The Welsh government has recently published updated detail on assessments, which will be conducted differently to in Scotland. But Marta Kotlarek, a spokesperson for influential campaign group for child welfare UsForThem, told me of some of the remaining concerns: “There are views that [these] externally set and marked assessments which will be in the place of exams are an unfair alternative,” she says, adding that “pupils and parents have expressed their concerns about competing for places in a university in England against English students, who will receive their qualifications through examinations. Such an assessment... isn’t guaranteed to be as respected by non-welsh universities.”
Further, “there are concerns that some pupils who have access to greater support at home will perform better.” Several private schools in Wales have pivoted to English exam boards in recent years, a move that now ensures their students will sit the qualifications.
Kerry-Jane Packman, a spokesperson for Parentkind, raises the important and often overlooked point that exams are also the gateway to other opportunities aside from university, including entry-level jobs and apprenticeships. “Those going to university will clearly have the Covid-19 impact taken into consideration.

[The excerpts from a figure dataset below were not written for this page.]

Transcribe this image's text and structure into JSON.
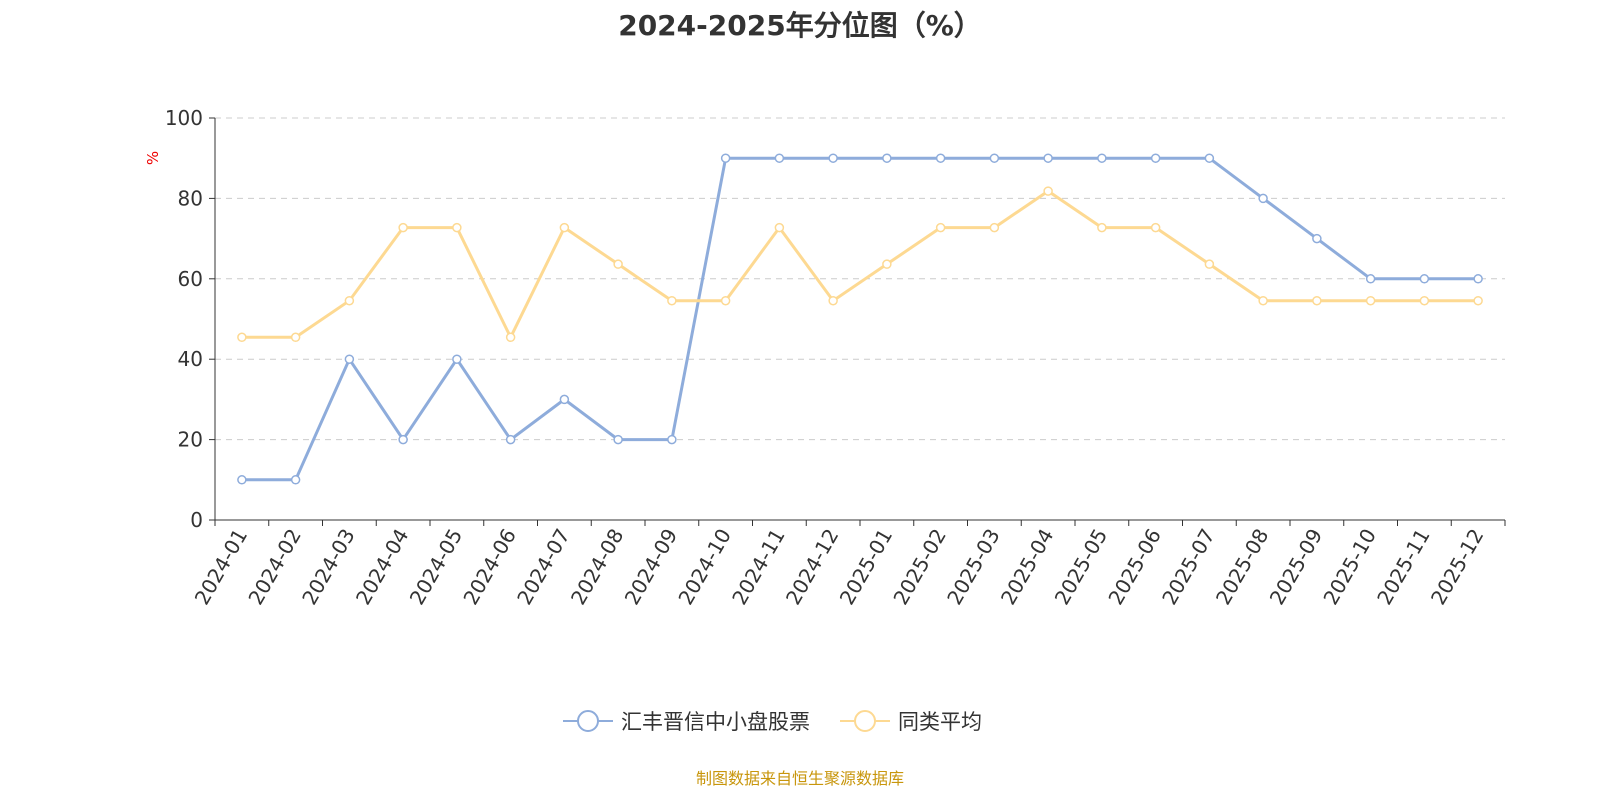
{
  "chart_data": {
    "type": "line",
    "title": "2024-2025年分位图（%）",
    "ylabel": "%",
    "xlabel": "",
    "ylim": [
      0,
      100
    ],
    "yticks": [
      0,
      20,
      40,
      60,
      80,
      100
    ],
    "grid": true,
    "legend_position": "bottom",
    "categories": [
      "2024-01",
      "2024-02",
      "2024-03",
      "2024-04",
      "2024-05",
      "2024-06",
      "2024-07",
      "2024-08",
      "2024-09",
      "2024-10",
      "2024-11",
      "2024-12",
      "2025-01",
      "2025-02",
      "2025-03",
      "2025-04",
      "2025-05",
      "2025-06",
      "2025-07",
      "2025-08",
      "2025-09",
      "2025-10",
      "2025-11",
      "2025-12"
    ],
    "series": [
      {
        "name": "汇丰晋信中小盘股票",
        "color": "#8eacdb",
        "values": [
          10,
          10,
          40,
          20,
          40,
          20,
          30,
          20,
          20,
          90,
          90,
          90,
          90,
          90,
          90,
          90,
          90,
          90,
          90,
          80,
          70,
          60,
          60,
          60
        ]
      },
      {
        "name": "同类平均",
        "color": "#fdd992",
        "values": [
          45.45,
          45.45,
          54.55,
          72.73,
          72.73,
          45.45,
          72.73,
          63.64,
          54.55,
          54.55,
          72.73,
          54.55,
          63.64,
          72.73,
          72.73,
          81.82,
          72.73,
          72.73,
          63.64,
          54.55,
          54.55,
          54.55,
          54.55,
          54.55
        ]
      }
    ]
  },
  "footer": "制图数据来自恒生聚源数据库"
}
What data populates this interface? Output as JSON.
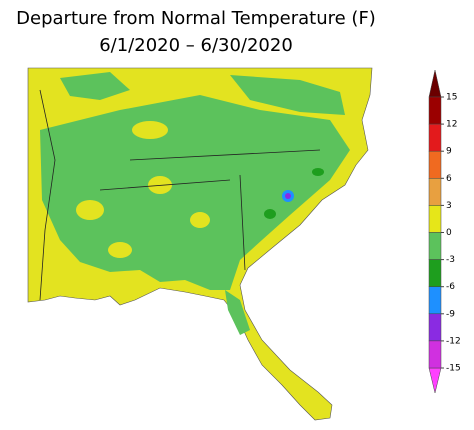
{
  "title": [
    "Departure from Normal Temperature (F)",
    "6/1/2020 – 6/30/2020"
  ],
  "legend": {
    "ticks": [
      15,
      12,
      9,
      6,
      3,
      0,
      -3,
      -6,
      -9,
      -12,
      -15
    ],
    "colors": [
      "#9b0000",
      "#e31a1c",
      "#f06a20",
      "#e8a040",
      "#e6e619",
      "#5cc25c",
      "#1e9e1e",
      "#1e90ff",
      "#8a2be2",
      "#d030e0"
    ],
    "over_color": "#6b0000",
    "under_color": "#ff40ff"
  }
}
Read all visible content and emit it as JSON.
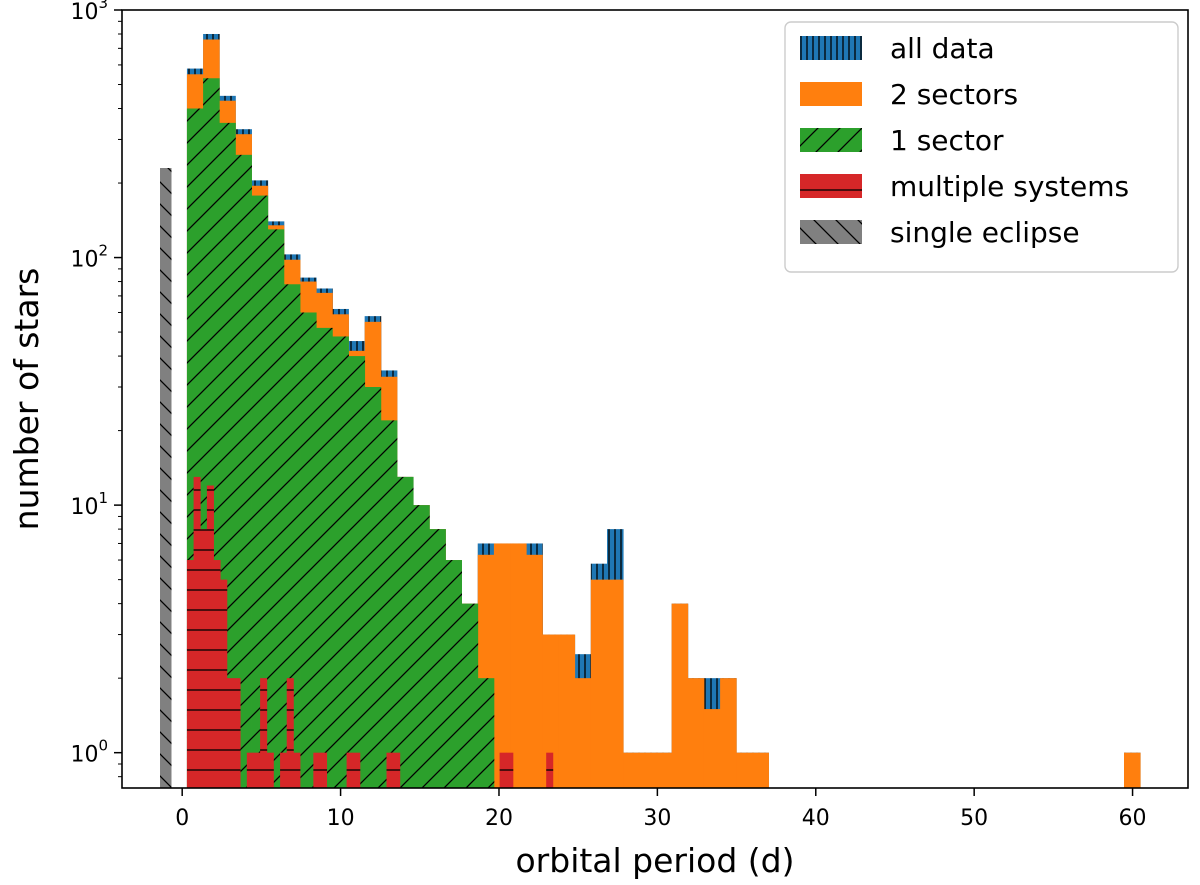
{
  "chart_data": {
    "type": "bar",
    "subtype": "step-histogram-overlay",
    "title": "",
    "xlabel": "orbital period (d)",
    "ylabel": "number of stars",
    "xscale": "linear",
    "yscale": "log",
    "xlim": [
      -3.8,
      63.5
    ],
    "ylim": [
      0.72,
      1000
    ],
    "xticks": [
      0,
      10,
      20,
      30,
      40,
      50,
      60
    ],
    "xtick_labels": [
      "0",
      "10",
      "20",
      "30",
      "40",
      "50",
      "60"
    ],
    "yticks": [
      1,
      10,
      100,
      1000
    ],
    "ytick_labels": [
      {
        "base": "10",
        "exp": "0"
      },
      {
        "base": "10",
        "exp": "1"
      },
      {
        "base": "10",
        "exp": "2"
      },
      {
        "base": "10",
        "exp": "3"
      }
    ],
    "legend_position": "top-right",
    "bin_start": 0.3,
    "bin_width": 1.02,
    "series": [
      {
        "name": "all data",
        "color": "#1f77b4",
        "hatch": "vertical",
        "values": [
          580,
          800,
          450,
          330,
          205,
          140,
          103,
          83,
          75,
          62,
          46,
          58,
          35,
          13,
          10,
          8,
          6,
          4,
          7,
          7,
          7,
          7,
          3,
          3,
          2.5,
          5.8,
          8,
          1,
          1,
          1,
          4,
          2,
          2,
          2,
          1,
          1,
          0,
          0,
          0,
          0,
          0,
          0,
          0,
          0,
          0,
          0,
          0,
          0,
          0,
          0,
          0,
          0,
          0,
          0,
          0,
          0,
          0,
          0,
          1
        ]
      },
      {
        "name": "2 sectors",
        "color": "#ff7f0e",
        "hatch": "none",
        "values": [
          550,
          760,
          430,
          315,
          195,
          135,
          98,
          80,
          72,
          59,
          42,
          55,
          33,
          13,
          10,
          8,
          6,
          4,
          6.3,
          7,
          7,
          6.3,
          3,
          3,
          2,
          5,
          5,
          1,
          1,
          1,
          4,
          2,
          1.5,
          2,
          1,
          1,
          0,
          0,
          0,
          0,
          0,
          0,
          0,
          0,
          0,
          0,
          0,
          0,
          0,
          0,
          0,
          0,
          0,
          0,
          0,
          0,
          0,
          0,
          1
        ]
      },
      {
        "name": "1 sector",
        "color": "#2ca02c",
        "hatch": "diagonal",
        "values": [
          400,
          530,
          350,
          260,
          178,
          130,
          78,
          60,
          52,
          48,
          40,
          30,
          22,
          13,
          10,
          8,
          6,
          4,
          2
        ]
      },
      {
        "name": "multiple systems",
        "color": "#d62728",
        "hatch": "horizontal",
        "values": [
          6,
          13,
          8,
          12,
          6,
          5,
          2,
          2,
          0,
          1,
          1,
          2,
          1,
          0,
          1,
          2,
          1,
          0,
          0,
          1,
          1,
          0,
          0,
          0,
          1,
          1,
          0,
          0,
          0,
          0,
          1,
          1,
          0,
          0,
          0,
          0,
          0,
          0,
          0,
          0,
          0,
          0,
          0,
          0,
          0,
          0,
          0,
          1,
          1,
          0,
          0,
          0,
          0,
          0,
          1
        ],
        "bin_start": 0.3,
        "bin_width": 0.42
      },
      {
        "name": "single eclipse",
        "color": "#808080",
        "hatch": "back-diagonal",
        "values": [
          230
        ],
        "bin_start": -1.4,
        "bin_width": 0.7
      }
    ]
  }
}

Of more concern is the 50 per cent who do not go to university and the long-term impact on these young people as a result of loss of education, impact on exam results and the looming recession.”
The role of exams is a debate that has certainly received fresh oxygen in these extraordinary times, but the academic argument ought to be put aside for a consensus across the country. It may be just a matter of time. Now that Scotland and Wales have committed to cancelling exams, there cannot be a rollback—surely the governments of the UK can align over children’s futures?